5) Developing a freemium model that works.
  • Facebook, LinkedIn and other Social Media organizations (while not nonprofit) may be the prototype models for associations going forward ... and membership is free. Their revenue model does not include member dues and their philosophy (similar to that of “controlled circulation magazines) focuses on building the audience so they can make money from services, advertisements and other items.
  • One association CEO told me dues account for only 7% of the total revenue of his organization “but I can’t afford to cancel dues.”
  • Freemium means giving “benefits and content” to anyone who fits your qualifications and charging a few (dues) for those who want to upgrade to more benefits/services.
  • “Controlled circulation magazines” (those that you receive because of who you are and not because you’ve paid a subscription) have successfully used the free model for years. 
Well, what do you think? Are these the five most pressing issues facing associations? What have I forgotten. Please comment and I’ll share with my friend/vendor.


  1. Very good read, thank you very much!

  2. Thanks Devin.

    Hope you keep reading!


  3. Nicely encapsulated, Steve, you nailed it. If Associations don't focus on engaging members, sharing and re-purposing content and showing relevance and value, members will eventually float away or die off.

    We've been counseling clients to examine their dues models and their organizational structures for quite some time now, but absorption and adoption are slow and sparse. Tradition-driven organizations thrive on "How did we do it last year" mentalities that will kill innovation and original thinking, and prevent the ultimate evolution of the organization.

    Good on ya for posting this, nicely done.

  4. Thanks. I appreciate the feedback.


  5. Good post Steve. A lot of people in the chamber world, my industry, see the trouble that is coming. They just don't know what to do about it.
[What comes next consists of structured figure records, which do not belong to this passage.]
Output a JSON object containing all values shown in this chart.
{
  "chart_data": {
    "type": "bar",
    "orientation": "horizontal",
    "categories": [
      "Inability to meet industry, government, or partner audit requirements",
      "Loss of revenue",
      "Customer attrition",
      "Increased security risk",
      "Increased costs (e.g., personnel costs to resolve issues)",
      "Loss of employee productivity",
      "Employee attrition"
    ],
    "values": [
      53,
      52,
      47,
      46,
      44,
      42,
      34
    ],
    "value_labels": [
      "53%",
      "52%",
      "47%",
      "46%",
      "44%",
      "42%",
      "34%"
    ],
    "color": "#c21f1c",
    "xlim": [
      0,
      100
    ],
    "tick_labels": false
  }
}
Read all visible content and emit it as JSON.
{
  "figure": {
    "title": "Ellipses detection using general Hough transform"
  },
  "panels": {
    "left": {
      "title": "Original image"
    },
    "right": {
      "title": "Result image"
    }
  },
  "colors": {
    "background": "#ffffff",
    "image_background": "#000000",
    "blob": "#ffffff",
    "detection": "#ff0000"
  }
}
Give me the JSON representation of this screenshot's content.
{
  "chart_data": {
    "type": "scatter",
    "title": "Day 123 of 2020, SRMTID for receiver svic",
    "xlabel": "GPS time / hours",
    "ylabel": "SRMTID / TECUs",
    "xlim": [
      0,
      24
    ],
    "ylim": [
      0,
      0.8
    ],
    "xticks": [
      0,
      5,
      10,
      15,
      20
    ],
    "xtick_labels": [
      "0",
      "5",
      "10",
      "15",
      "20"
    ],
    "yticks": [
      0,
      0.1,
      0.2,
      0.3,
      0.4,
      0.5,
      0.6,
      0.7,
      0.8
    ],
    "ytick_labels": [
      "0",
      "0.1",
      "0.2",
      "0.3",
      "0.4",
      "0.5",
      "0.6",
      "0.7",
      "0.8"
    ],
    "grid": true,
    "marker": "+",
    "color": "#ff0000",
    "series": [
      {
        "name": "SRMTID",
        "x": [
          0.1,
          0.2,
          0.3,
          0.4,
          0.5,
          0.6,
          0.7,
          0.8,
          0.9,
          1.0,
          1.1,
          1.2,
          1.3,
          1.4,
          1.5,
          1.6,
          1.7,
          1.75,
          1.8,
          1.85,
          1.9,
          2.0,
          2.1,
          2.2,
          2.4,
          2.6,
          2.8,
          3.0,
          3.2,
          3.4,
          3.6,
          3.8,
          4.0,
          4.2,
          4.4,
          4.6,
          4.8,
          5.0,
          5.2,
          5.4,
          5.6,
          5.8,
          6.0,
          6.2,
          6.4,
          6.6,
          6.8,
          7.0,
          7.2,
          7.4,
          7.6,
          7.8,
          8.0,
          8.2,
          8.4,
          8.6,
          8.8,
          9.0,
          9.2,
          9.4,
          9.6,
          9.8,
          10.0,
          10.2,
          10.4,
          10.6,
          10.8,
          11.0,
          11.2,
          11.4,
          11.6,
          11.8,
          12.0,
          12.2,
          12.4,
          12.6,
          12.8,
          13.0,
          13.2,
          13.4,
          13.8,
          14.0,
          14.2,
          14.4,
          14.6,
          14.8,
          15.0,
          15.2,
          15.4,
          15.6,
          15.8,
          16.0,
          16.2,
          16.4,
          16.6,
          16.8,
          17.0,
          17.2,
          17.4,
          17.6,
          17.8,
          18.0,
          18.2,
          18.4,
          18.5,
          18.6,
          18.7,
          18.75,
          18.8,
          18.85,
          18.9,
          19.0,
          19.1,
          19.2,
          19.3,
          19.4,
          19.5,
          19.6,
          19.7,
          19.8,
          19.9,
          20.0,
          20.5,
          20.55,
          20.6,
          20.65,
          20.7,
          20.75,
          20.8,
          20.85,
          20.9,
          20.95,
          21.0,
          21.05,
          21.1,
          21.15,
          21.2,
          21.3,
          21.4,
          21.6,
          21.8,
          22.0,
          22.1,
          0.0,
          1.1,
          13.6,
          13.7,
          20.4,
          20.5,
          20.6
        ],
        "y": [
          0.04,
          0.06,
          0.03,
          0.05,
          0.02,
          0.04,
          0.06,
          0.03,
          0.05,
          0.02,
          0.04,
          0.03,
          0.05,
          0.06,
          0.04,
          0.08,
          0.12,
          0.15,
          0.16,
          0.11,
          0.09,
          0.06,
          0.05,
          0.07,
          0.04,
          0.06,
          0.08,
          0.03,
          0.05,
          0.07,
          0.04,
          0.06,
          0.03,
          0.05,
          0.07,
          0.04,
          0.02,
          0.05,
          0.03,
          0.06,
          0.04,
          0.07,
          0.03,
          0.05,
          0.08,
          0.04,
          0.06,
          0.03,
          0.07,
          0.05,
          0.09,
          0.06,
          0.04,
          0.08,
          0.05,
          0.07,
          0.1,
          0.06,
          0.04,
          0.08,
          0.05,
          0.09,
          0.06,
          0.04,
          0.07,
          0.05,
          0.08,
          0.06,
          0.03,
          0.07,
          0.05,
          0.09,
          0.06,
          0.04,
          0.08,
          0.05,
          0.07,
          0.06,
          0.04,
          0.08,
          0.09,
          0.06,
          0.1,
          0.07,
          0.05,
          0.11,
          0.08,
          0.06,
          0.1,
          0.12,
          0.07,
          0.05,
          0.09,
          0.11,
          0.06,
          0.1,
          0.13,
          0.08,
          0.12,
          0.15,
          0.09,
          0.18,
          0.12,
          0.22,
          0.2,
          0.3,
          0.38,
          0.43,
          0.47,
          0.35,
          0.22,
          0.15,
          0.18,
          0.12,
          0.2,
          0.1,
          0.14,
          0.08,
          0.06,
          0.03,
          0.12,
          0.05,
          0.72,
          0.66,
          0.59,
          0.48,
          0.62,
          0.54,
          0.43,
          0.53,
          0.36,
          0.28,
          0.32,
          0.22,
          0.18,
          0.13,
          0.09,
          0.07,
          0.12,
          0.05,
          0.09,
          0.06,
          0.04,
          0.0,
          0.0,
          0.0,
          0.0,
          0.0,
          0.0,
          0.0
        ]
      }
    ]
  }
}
Change is risky so they fiddle around the edges. "We are on Facebook", seems to let them off the hook.

    The boards don't know what to do either. Nobody wants to be the one that brought down the chamber so they take minor steps like having an intern do social media.

    It is going to take entrepreneurialy minded employees and visionary boards to make the giant leap to the new models.

    Thanks for the food for thought.


  6. Frank,

    Thanks much. Especially like your last sentence "It is going to take entrepreneurial employees and visionary boards to make the giant leap to the new models.